DPR menilai, perluasan definisi disabilitas untuk mencakup kondisi seperti penyakit kronis, autoimun, nyeri kronis, dan kanker berpotensi menimbulkan multitafsir dan menyulitkan implementasi kebijakan perlindungan disabilitas. Sari juga menyarankan agar pedoman kebijakan bagi penyelenggara negara disampaikan melalui kementerian atau lembaga terkait, karena hal tersebut merupakan ranah pembentukan kebijakan, bukan pengujian undang-undang.
Sementara itu, Ahli Pemohon Bahrul Fuad menekankan bahwa konsep disabilitas seharusnya dipahami secara fungsional dan interaksional, bukan semata-mata diagnosis medis. Menurutnya, disabilitas muncul dari interaksi antara keterbatasan individu dengan hambatan lingkungan dan sosial yang membatasi partisipasi dalam masyarakat.

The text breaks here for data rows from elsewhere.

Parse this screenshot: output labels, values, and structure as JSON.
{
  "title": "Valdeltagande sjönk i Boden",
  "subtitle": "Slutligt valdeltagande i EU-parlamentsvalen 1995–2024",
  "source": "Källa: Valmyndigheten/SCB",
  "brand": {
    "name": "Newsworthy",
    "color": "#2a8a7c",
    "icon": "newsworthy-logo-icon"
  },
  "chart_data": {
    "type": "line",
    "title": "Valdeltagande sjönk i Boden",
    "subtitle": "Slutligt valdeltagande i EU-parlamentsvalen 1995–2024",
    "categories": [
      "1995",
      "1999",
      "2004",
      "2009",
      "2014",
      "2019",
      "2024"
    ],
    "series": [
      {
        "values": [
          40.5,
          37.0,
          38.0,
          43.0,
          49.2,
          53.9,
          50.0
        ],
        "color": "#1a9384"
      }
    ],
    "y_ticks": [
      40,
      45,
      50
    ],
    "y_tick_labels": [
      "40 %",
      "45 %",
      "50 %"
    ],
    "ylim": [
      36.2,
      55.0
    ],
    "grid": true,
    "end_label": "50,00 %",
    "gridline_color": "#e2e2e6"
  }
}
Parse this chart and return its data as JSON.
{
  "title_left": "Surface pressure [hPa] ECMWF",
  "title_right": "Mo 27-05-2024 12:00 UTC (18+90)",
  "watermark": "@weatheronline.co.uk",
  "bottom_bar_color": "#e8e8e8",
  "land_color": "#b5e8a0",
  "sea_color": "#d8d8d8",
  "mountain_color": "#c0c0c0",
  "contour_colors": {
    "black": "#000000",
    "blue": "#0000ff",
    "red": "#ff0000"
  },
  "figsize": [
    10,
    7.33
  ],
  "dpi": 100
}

“Disabilitas fisik tidak boleh dibatasi pada gangguan fungsi gerak semata, melainkan mencakup seluruh bentuk keterbatasan fisik termasuk yang tidak tampak atau bersifat episodik yang menghambat partisipasi penuh dalam masyarakat,” ujar Bahrul.
Ia menambahkan bahwa harmonisasi penafsiran undang-undang perlu dilakukan agar tidak kembali pada pendekatan medikalistik, dan pendekatan berbasis fungsi dapat diperkuat dengan instrumen seperti Washington Group Questions (WGQ).
Ahli Pemohon lainnya, M. Joni Yulianto, Direktur Sasana Inklusi dan Gerakan Advokasi Difabel (SIGAB Indonesia), menjelaskan bahwa dalam konteks penyakit kronis, persoalan utama adalah dampak penyakit terhadap keterbatasan dan hambatan yang dialami, bukan jenis penyakitnya.
Ia menilai Penjelasan Pasal 4 Undang-Undang Nomor 8 Tahun 2016 selama ini cenderung membatasi pengertian penyandang disabilitas hanya pada mereka yang memiliki disabilitas fisik, sehingga orang dengan penyakit kronis tidak memiliki ruang untuk menyampaikan hambatan mereka.
“Memasukkan orang dengan penyakit kronis ke dalam cakupan penyandang disabilitas tidak hanya memperluas definisi hukum, tetapi juga memberikan jaminan regulatif bagi mereka,” ujar Joni.
Sidang juga menghadirkan saksi pemohon, Moch Fadel Nooriandi, penyintas Talasemia Mayor, yang menyampaikan pengalaman diskriminasi dan kesulitan dalam dunia kerja akibat kebutuhan transfusi darah rutin serta stigma sosial terhadap kondisinya.
“Saya merasa sebagai penyandang disabilitas yang tidak terlihat. Keterbatasan fisik, kebutuhan medis, serta stigma sosial membuat kami sulit berpartisipasi penuh di sekolah dan tempat kerja,” ujar Fadel.
Sidang lanjutan ini diharapkan dapat menjadi titik penting dalam penafsiran UU Penyandang Disabilitas, khususnya mengenai pengakuan hak bagi penyandang penyakit kronis yang selama ini belum diakomodasi secara eksplisit.